Have you ever been reading a good story and a character will have a moving insight that says something you weren’t sure how to say yourself, but bam, there it is? Well, look in the mirror. Because whether you knew it or not, the author pulled it from you.
An author’s earliest work usually starts with her own reflection in the mirror. Over time, over the telling of stories, that mirror becomes a window, to connect to the emotions of others, to give the author’s insights a broader scope and deeper characters. That’s where the story “takes off” and tells itself, because the more the author lets go of the “I” in the work, the farther and deeper it can go.
In college, I was with someone for two years. It was the longest relationship I’d had up until then. We were both emotional messes. But in the long run, it was him who realized we had to break up. Love is fake. That’s the cynic’s viewpoint, right? Just a chemical reaction. It would actually be far less painful if it was. I could not give up on the relationship because I lacked any ability to do so, no matter how unhappy I became. So he broke it off, because he couldn’t stand how miserable I was any longer.
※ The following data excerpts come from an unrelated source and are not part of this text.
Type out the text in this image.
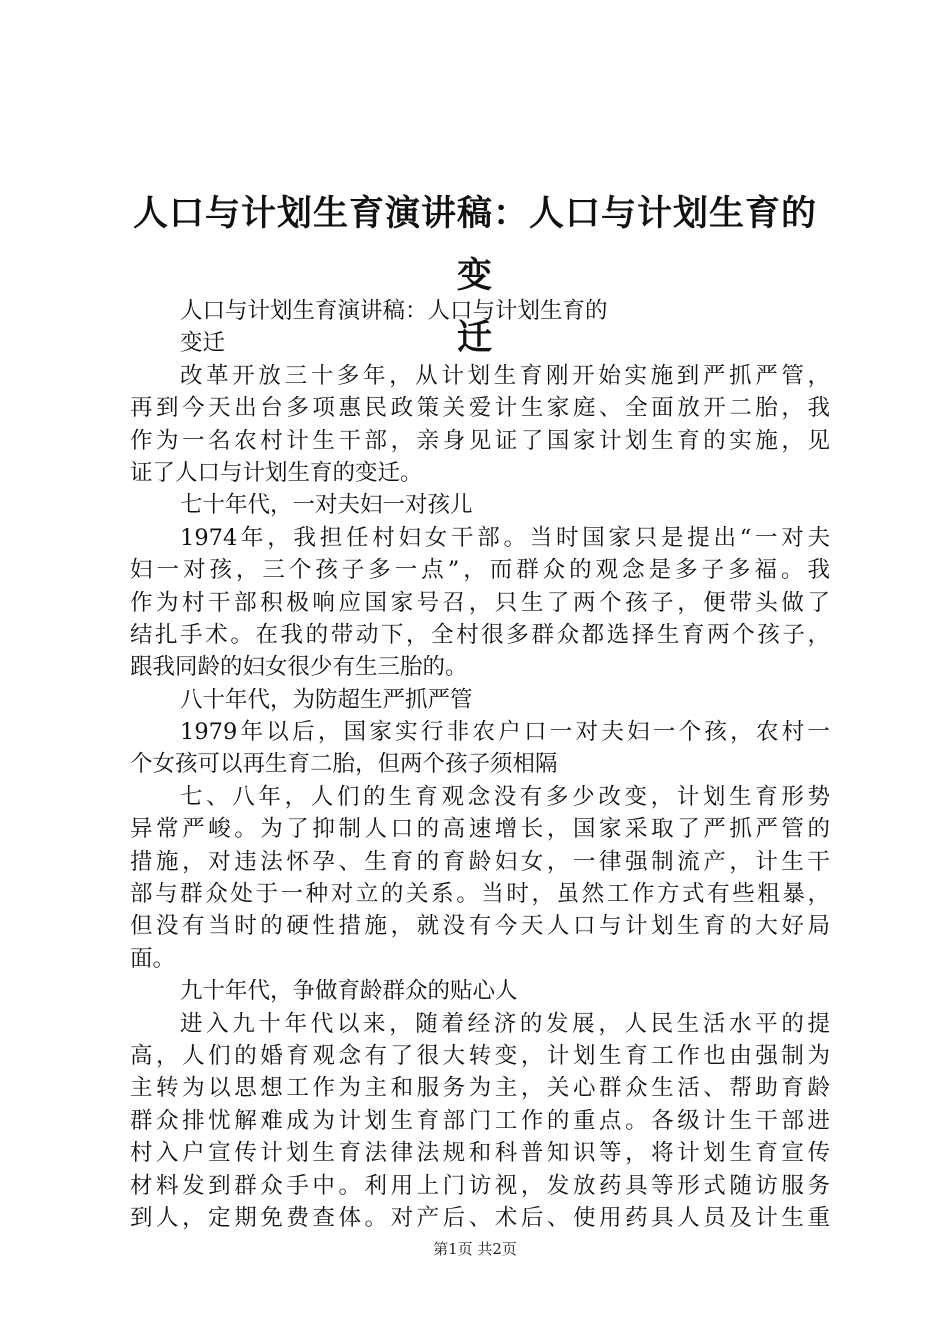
人口与计划生育演讲稿：人口与计划生育的变
迁
人口与计划生育演讲稿：人口与计划生育的
变迁
改革开放三十多年，从计划生育刚开始实施到严抓严管，
再到今天出台多项惠民政策关爱计生家庭、全面放开二胎，我
作为一名农村计生干部，亲身见证了国家计划生育的实施，见
证了人口与计划生育的变迁。
七十年代，一对夫妇一对孩儿
1974年，我担任村妇女干部。当时国家只是提出“一对夫
妇一对孩，三个孩子多一点”，而群众的观念是多子多福。我
作为村干部积极响应国家号召，只生了两个孩子，便带头做了
结扎手术。在我的带动下，全村很多群众都选择生育两个孩子，
跟我同龄的妇女很少有生三胎的。
八十年代，为防超生严抓严管
1979年以后，国家实行非农户口一对夫妇一个孩，农村一
个女孩可以再生育二胎，但两个孩子须相隔
七、八年，人们的生育观念没有多少改变，计划生育形势
异常严峻。为了抑制人口的高速增长，国家采取了严抓严管的
措施，对违法怀孕、生育的育龄妇女，一律强制流产，计生干
部与群众处于一种对立的关系。当时，虽然工作方式有些粗暴，
但没有当时的硬性措施，就没有今天人口与计划生育的大好局
面。
九十年代，争做育龄群众的贴心人
进入九十年代以来，随着经济的发展，人民生活水平的提
高，人们的婚育观念有了很大转变，计划生育工作也由强制为
主转为以思想工作为主和服务为主，关心群众生活、帮助育龄
群众排忧解难成为计划生育部门工作的重点。各级计生干部进
村入户宣传计划生育法律法规和科普知识等，将计划生育宣传
材料发到群众手中。利用上门访视，发放药具等形式随访服务
到人，定期免费查体。对产后、术后、使用药具人员及计生重
第1页 共2页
Because he cared about me. Loved me.
Why does love succeed? Why does it fail? Or rather, why do we fail to live up to our hopes for it? The deeper an author writes emotionally, the more we’re trying to answer universal questions like that, to see the path through, or how to keep on the path.
Maybe when we don’t have hard questions left to answer about love is when we stop writing about it. When I meet an author who writes love stories who stopped writing for that reason, I’ll let you know.
We like to talk about the elements of writing, what drives it, the ideas that spark a story, but for the long game, there are things that drive it that reflect your struggle to live your best life—whatever that means—and to understand everything about life you can. That thought takes me back to one truth, an element in almost every great success story. Those who succeed, show up. And love (as well as writing – aren’t they the same thing, lol?) is all about showing up, through good, bad, apathy, disappointment, pain, numbness, etc.
And when you dig deep enough, you get this (from the amazing book Daisy Jones & The Six by Taylor Jenkins Reid):
It was such a rush, singing like that. Singing a song that I felt in my heart. I watched the people at the front of the crowd listening to me, hearing me. These people from a different country, people I’d never met in my life, I felt connected to them in a way that I hadn’t felt connected to anyone.
It is what I have always loved about music. Not the sounds or the crowds or the good times as much as the words—the emotions, and the stories, the truth—that you can let flow right out of your mouth.
Music can dig, you know? It can take a shovel to your chest and just start digging until it hits something.
The more I’ve read, seen, heard, felt and learned, the more I’ve realized stillness, quiet, is the answer to most things. To finding the answers. Listening, maybe occasionally asking the right questions, or the questions that come to you when it’s time, but mostly it’s being quiet, as witness.
There’s very little you can stop or change in people’s actions at the moment in time they’re saying or doing it, but what’s carried forward, that’s when something may or may not happen—when you see the story take shape and go where you wistfully hope it can. Where the mirror reverses and the story’s happily-ever-after can reflect life, because the kernel of it was THERE in real life all along.
Because that’s where the author found it.